At 52 800 square km, Central Kalahari Game Reserve, referred to as CKGR, is the second largest game reserve in the world. Larger than Lesotho and Swaziland combined.
A desert in name, the CKGR supports diverse habitats - from salt pan to savannah. The land is home to at least 64 species of mammals and 250 types of birds.
Meandering through these great open spaces are four fossil river valleys - the most famous being Deception.
Countless pans and dunes are concentrated in the northern third of the Reserve.
The roads around Deception are in excellent condition, but could become slippery during the wet season and 4 wheel drive might be necessary.

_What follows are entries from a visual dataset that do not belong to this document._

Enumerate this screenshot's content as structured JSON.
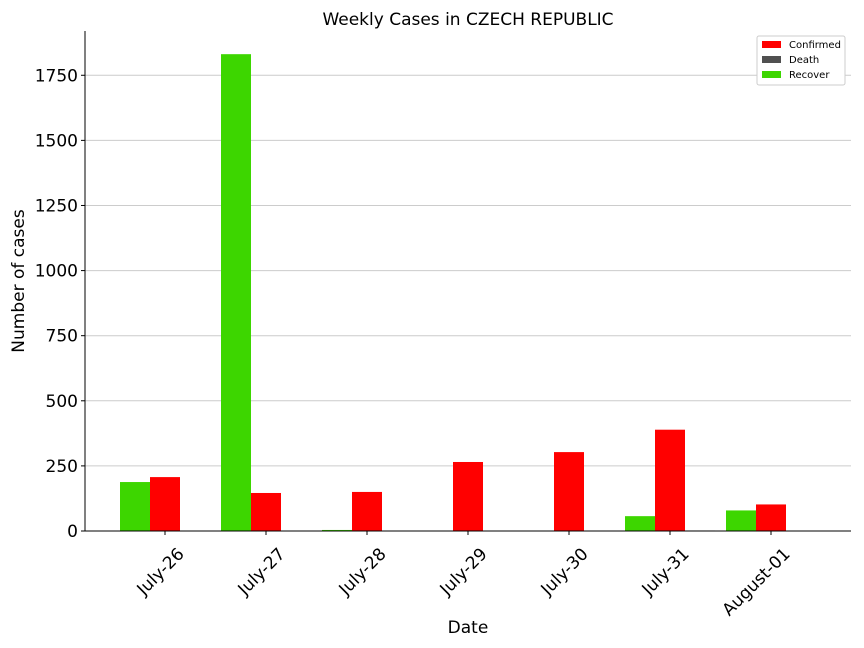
{
  "chart_data": {
    "type": "bar",
    "title": "Weekly Cases in CZECH REPUBLIC",
    "xlabel": "Date",
    "ylabel": "Number of cases",
    "categories": [
      "July-26",
      "July-27",
      "July-28",
      "July-29",
      "July-30",
      "July-31",
      "August-01"
    ],
    "yticks": [
      0,
      250,
      500,
      750,
      1000,
      1250,
      1500,
      1750
    ],
    "ylim": [
      0,
      1920
    ],
    "grid": "horizontal",
    "legend_position": "top-right",
    "series": [
      {
        "name": "Recover",
        "color": "#3dd600",
        "values": [
          188,
          1831,
          4,
          0,
          0,
          57,
          79
        ]
      },
      {
        "name": "Confirmed",
        "color": "#ff0000",
        "values": [
          207,
          146,
          150,
          265,
          303,
          389,
          102
        ]
      },
      {
        "name": "Death",
        "color": "#505050",
        "values": [
          0,
          0,
          0,
          0,
          0,
          2,
          0
        ]
      }
    ],
    "legend": [
      "Confirmed",
      "Death",
      "Recover"
    ]
  }
}
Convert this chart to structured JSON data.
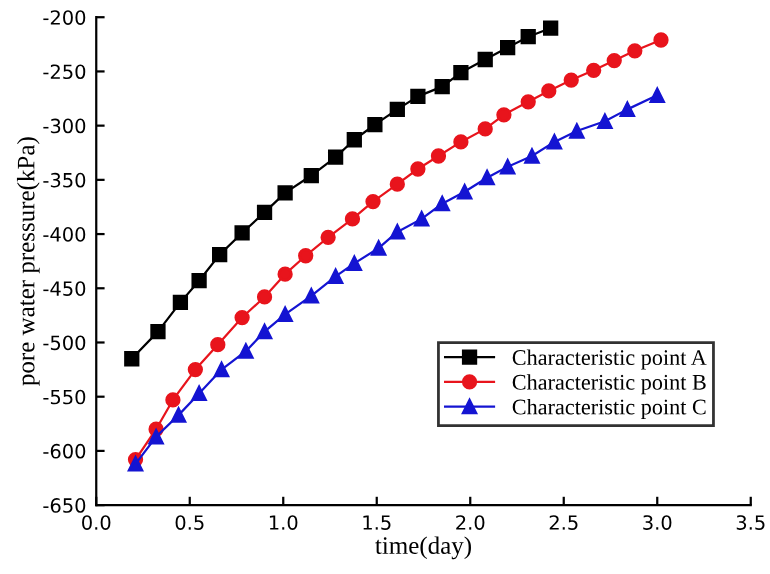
{
  "chart_data": {
    "type": "line",
    "xlabel": "time(day)",
    "ylabel": "pore water pressure(kPa)",
    "xlim": [
      0,
      3.5
    ],
    "xticks": [
      {
        "value": 0,
        "label": "0.0"
      },
      {
        "value": 0.5,
        "label": "0.5"
      },
      {
        "value": 1,
        "label": "1.0"
      },
      {
        "value": 1.5,
        "label": "1.5"
      },
      {
        "value": 2,
        "label": "2.0"
      },
      {
        "value": 2.5,
        "label": "2.5"
      },
      {
        "value": 3,
        "label": "3.0"
      },
      {
        "value": 3.5,
        "label": "3.5"
      }
    ],
    "ylim": [
      -650,
      -200
    ],
    "yticks": [
      -650,
      -600,
      -550,
      -500,
      -450,
      -400,
      -350,
      -300,
      -250,
      -200
    ],
    "legend": "bottom right",
    "grid": false,
    "series": [
      {
        "name": "Characteristic point A",
        "color": "#000000",
        "marker": "square",
        "x": [
          0.19,
          0.33,
          0.45,
          0.55,
          0.66,
          0.78,
          0.9,
          1.01,
          1.15,
          1.28,
          1.38,
          1.49,
          1.61,
          1.72,
          1.85,
          1.95,
          2.08,
          2.2,
          2.31,
          2.43
        ],
        "values": [
          -515,
          -490,
          -463,
          -443,
          -419,
          -399,
          -380,
          -362,
          -346,
          -329,
          -313,
          -299,
          -285,
          -273,
          -264,
          -251,
          -239,
          -228,
          -218,
          -210
        ]
      },
      {
        "name": "Characteristic point B",
        "color": "#e8141c",
        "marker": "circle",
        "x": [
          0.21,
          0.32,
          0.41,
          0.53,
          0.65,
          0.78,
          0.9,
          1.01,
          1.12,
          1.24,
          1.37,
          1.48,
          1.61,
          1.72,
          1.83,
          1.95,
          2.08,
          2.18,
          2.31,
          2.42,
          2.54,
          2.66,
          2.77,
          2.88,
          3.02
        ],
        "values": [
          -608,
          -580,
          -553,
          -525,
          -502,
          -477,
          -458,
          -437,
          -420,
          -403,
          -386,
          -370,
          -354,
          -340,
          -328,
          -315,
          -303,
          -290,
          -278,
          -268,
          -258,
          -249,
          -240,
          -231,
          -221
        ]
      },
      {
        "name": "Characteristic point C",
        "color": "#1414d2",
        "marker": "triangle",
        "x": [
          0.21,
          0.32,
          0.44,
          0.55,
          0.67,
          0.8,
          0.9,
          1.01,
          1.15,
          1.28,
          1.38,
          1.51,
          1.61,
          1.74,
          1.85,
          1.97,
          2.09,
          2.2,
          2.33,
          2.45,
          2.57,
          2.72,
          2.84,
          3.0
        ],
        "values": [
          -612,
          -587,
          -567,
          -547,
          -525,
          -508,
          -490,
          -474,
          -457,
          -439,
          -427,
          -413,
          -398,
          -386,
          -372,
          -361,
          -348,
          -338,
          -328,
          -315,
          -305,
          -296,
          -285,
          -272
        ]
      }
    ]
  }
}
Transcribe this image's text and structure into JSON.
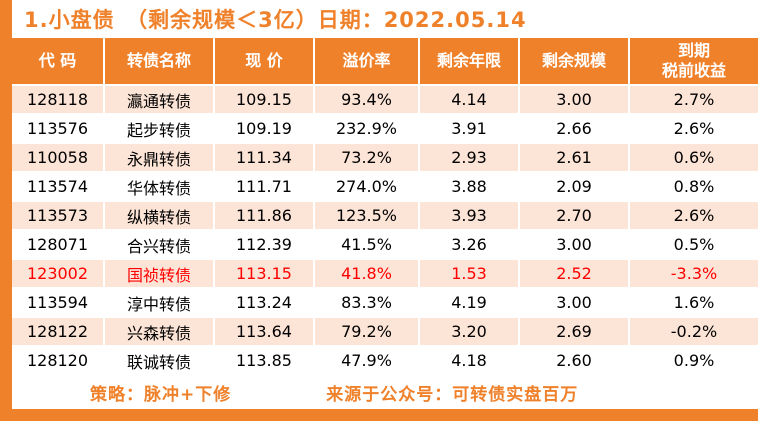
{
  "page": {
    "title": "1.小盘债　（剩余规模＜3亿）日期：2022.05.14",
    "accent_color": "#F0812B",
    "alt_row_color": "#FCE4D6",
    "highlight_text_color": "#FF0000"
  },
  "chart_data": {
    "type": "table",
    "title": "1.小盘债（剩余规模＜3亿）日期：2022.05.14",
    "columns": [
      "代 码",
      "转债名称",
      "现 价",
      "溢价率",
      "剩余年限",
      "剩余规模",
      "到期\n税前收益"
    ],
    "rows": [
      {
        "code": "128118",
        "name": "瀛通转债",
        "price": "109.15",
        "premium_rate": "93.4%",
        "remaining_years": "4.14",
        "remaining_scale": "3.00",
        "ytm_pretax": "2.7%",
        "highlight": false
      },
      {
        "code": "113576",
        "name": "起步转债",
        "price": "109.19",
        "premium_rate": "232.9%",
        "remaining_years": "3.91",
        "remaining_scale": "2.66",
        "ytm_pretax": "2.6%",
        "highlight": false
      },
      {
        "code": "110058",
        "name": "永鼎转债",
        "price": "111.34",
        "premium_rate": "73.2%",
        "remaining_years": "2.93",
        "remaining_scale": "2.61",
        "ytm_pretax": "0.6%",
        "highlight": false
      },
      {
        "code": "113574",
        "name": "华体转债",
        "price": "111.71",
        "premium_rate": "274.0%",
        "remaining_years": "3.88",
        "remaining_scale": "2.09",
        "ytm_pretax": "0.8%",
        "highlight": false
      },
      {
        "code": "113573",
        "name": "纵横转债",
        "price": "111.86",
        "premium_rate": "123.5%",
        "remaining_years": "3.93",
        "remaining_scale": "2.70",
        "ytm_pretax": "2.6%",
        "highlight": false
      },
      {
        "code": "128071",
        "name": "合兴转债",
        "price": "112.39",
        "premium_rate": "41.5%",
        "remaining_years": "3.26",
        "remaining_scale": "3.00",
        "ytm_pretax": "0.5%",
        "highlight": false
      },
      {
        "code": "123002",
        "name": "国祯转债",
        "price": "113.15",
        "premium_rate": "41.8%",
        "remaining_years": "1.53",
        "remaining_scale": "2.52",
        "ytm_pretax": "-3.3%",
        "highlight": true
      },
      {
        "code": "113594",
        "name": "淳中转债",
        "price": "113.24",
        "premium_rate": "83.3%",
        "remaining_years": "4.19",
        "remaining_scale": "3.00",
        "ytm_pretax": "1.6%",
        "highlight": false
      },
      {
        "code": "128122",
        "name": "兴森转债",
        "price": "113.64",
        "premium_rate": "79.2%",
        "remaining_years": "3.20",
        "remaining_scale": "2.69",
        "ytm_pretax": "-0.2%",
        "highlight": false
      },
      {
        "code": "128120",
        "name": "联诚转债",
        "price": "113.85",
        "premium_rate": "47.9%",
        "remaining_years": "4.18",
        "remaining_scale": "2.60",
        "ytm_pretax": "0.9%",
        "highlight": false
      }
    ]
  },
  "footer": {
    "strategy": "策略：脉冲+下修",
    "source": "来源于公众号：可转债实盘百万"
  }
}
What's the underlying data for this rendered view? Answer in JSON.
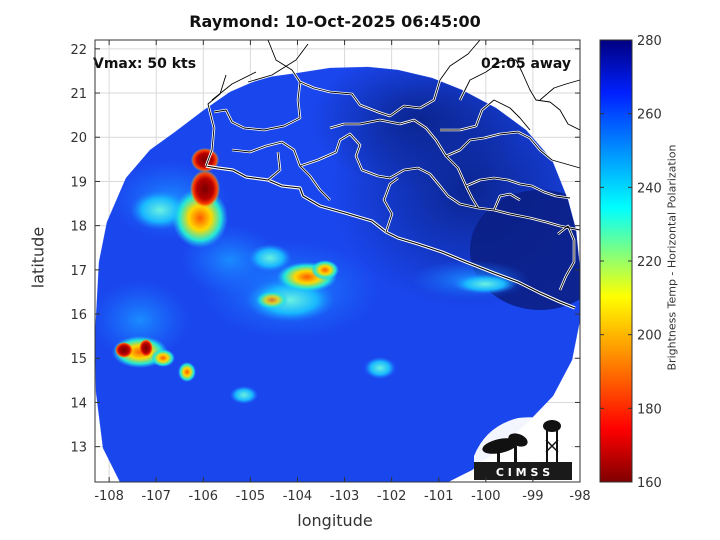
{
  "title": "Raymond: 10-Oct-2025 06:45:00",
  "annotations": {
    "vmax": "Vmax: 50 kts",
    "time_away": "02:05 away"
  },
  "axes": {
    "xlabel": "longitude",
    "ylabel": "latitude",
    "x_ticks": [
      "-108",
      "-107",
      "-106",
      "-105",
      "-104",
      "-103",
      "-102",
      "-101",
      "-100",
      "-99",
      "-98"
    ],
    "y_ticks": [
      "13",
      "14",
      "15",
      "16",
      "17",
      "18",
      "19",
      "20",
      "21",
      "22"
    ],
    "xlim": [
      -108.3,
      -98
    ],
    "ylim": [
      12.2,
      22.2
    ]
  },
  "colorbar": {
    "label": "Brightness Temp - Horizontal Polarization",
    "ticks": [
      "160",
      "180",
      "200",
      "220",
      "240",
      "260",
      "280"
    ],
    "range": [
      160,
      280
    ]
  },
  "logo": {
    "text": "C I M S S"
  },
  "colors": {
    "swath_base": "#1a46ee",
    "land_bg": "#0a1f88",
    "coast": "#ffffff"
  }
}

It is here in Deception Valley where Mark and Delia Owen researched the brown hyena for 7 years. Their book "Cry of the Kalahari" makes excellent reading.
The valley is scattered with islands of trees. Here on one of these islands, the Owens have put up camp.
The world-renowned San people have lived in this area for perhaps 30 000 years.
Originally the reserve was set up in 1961 to protect the natural resources on which the San Hunter-gatherer-lifestyle depended.
As there is little or no surface water, the game rely on artificial water holes scattered through the park.
Other than Deception, these water holes offer good game viewing like those at Sundays Pan and Letiahau.
After good rains, the harsh landscape is transferred into a green haven for thousands of springbok, gemsbok and wildebeest.
Giraffe, cheetah, hyena, jackal and lion also roam the valley.